The Cuban restaurant presence had a way of drawing you in by ways of their decor and atmosphere. Cafe Piquet was quite inviting and seemed relaxed immediately, even with the traffic outside and the beaming hot sun. We ordered some Croquetas de Jamon, which were ham croquettes that were a nice size and not too greasy. For me, it was a bit too salty, but my fellow foodies enjoyed them. The next thing to do was pick my meal, which was quite difficult because the restaurant had many great choices. From sandwiches to meat entrees, the menu also included fish and seafood dishes, soups and salads, as well as some a la carte items.
Ammy suggested the Ropa Vieja, which was shredded beef that was slow cooked in wine and tomato sauce. Most dishes were served with rice and black beans, or what they called congri, which was a combination of rice, black beans, and some ham bits. The beef was perfectly cooked and the texture was great. The amount of the congri was a lot, and it was a great bang for the buck.

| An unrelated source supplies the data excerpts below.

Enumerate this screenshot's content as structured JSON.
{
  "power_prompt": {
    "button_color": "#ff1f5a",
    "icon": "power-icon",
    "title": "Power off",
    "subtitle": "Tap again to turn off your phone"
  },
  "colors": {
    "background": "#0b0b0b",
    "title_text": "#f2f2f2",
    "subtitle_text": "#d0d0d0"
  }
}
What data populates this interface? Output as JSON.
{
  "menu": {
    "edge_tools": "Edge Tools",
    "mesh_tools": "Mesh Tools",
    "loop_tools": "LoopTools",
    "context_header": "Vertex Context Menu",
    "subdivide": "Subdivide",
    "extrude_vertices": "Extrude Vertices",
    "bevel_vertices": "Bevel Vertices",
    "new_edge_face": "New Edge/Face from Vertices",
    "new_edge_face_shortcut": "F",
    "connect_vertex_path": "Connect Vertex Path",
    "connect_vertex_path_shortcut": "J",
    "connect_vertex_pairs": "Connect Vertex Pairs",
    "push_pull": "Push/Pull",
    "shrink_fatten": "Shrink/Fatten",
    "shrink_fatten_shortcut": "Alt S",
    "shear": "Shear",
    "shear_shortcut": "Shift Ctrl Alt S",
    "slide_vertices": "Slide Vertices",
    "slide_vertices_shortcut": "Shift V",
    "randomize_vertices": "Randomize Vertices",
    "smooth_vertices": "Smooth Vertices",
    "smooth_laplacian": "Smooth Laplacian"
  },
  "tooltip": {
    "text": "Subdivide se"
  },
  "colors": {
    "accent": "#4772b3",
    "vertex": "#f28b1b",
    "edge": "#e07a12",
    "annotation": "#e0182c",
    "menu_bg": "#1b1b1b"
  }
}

I opted for a combination platter, called Carnaval Cubano, which included the Ropa Vieja, Masitas, and Boliche. Masitas were fried pork chunks that were tender and delicious. Boliche was beef roast stuffed with sausage, topped with this onion gravy sauce. The best part of the whole dish was the Mojo sauce on top, which seemed to be simply garlic in a nice oil sauce. This was definitely for the garlic lover.
What made the dish actually even better was the hot sauce. They weren’t kidding when they said it was spicy, and I wasn’t exactly sure what was in it. It was green, so I assumed some sort of pepper, with some spices. So, the combination of the tender beef, rice and black beans, Mojo garlic sauce, and the spicy sauce, the meal was worth every penny. And to even top everything off, no Cuban dish could be a real Cuban dish until some sweet plantains sneaked through from your dish within all the other great stuff. Not only did most dishes came with the rice and black beans, there were options for fried yucca fries, plantains, boiled yucca with garlic sauce, or this smashed fried plantain thing (what I learned later was called tostones) that came with the Ropa Vieja.
Eddie ordered the Palomilla, which was thinly cut and grilled top sirloin, topped with some grilled onions. With all the elements of the side dishes and sauces, it all pulled together so well.
There were a lot of food, a lot of flavors, and we still wanted dessert. Flan and tres leches were ordered, but even though they were great, none really stood out to take a bow. Maybe Cafe Piquet just wanted to shine with their main dishes, and that was fine by me.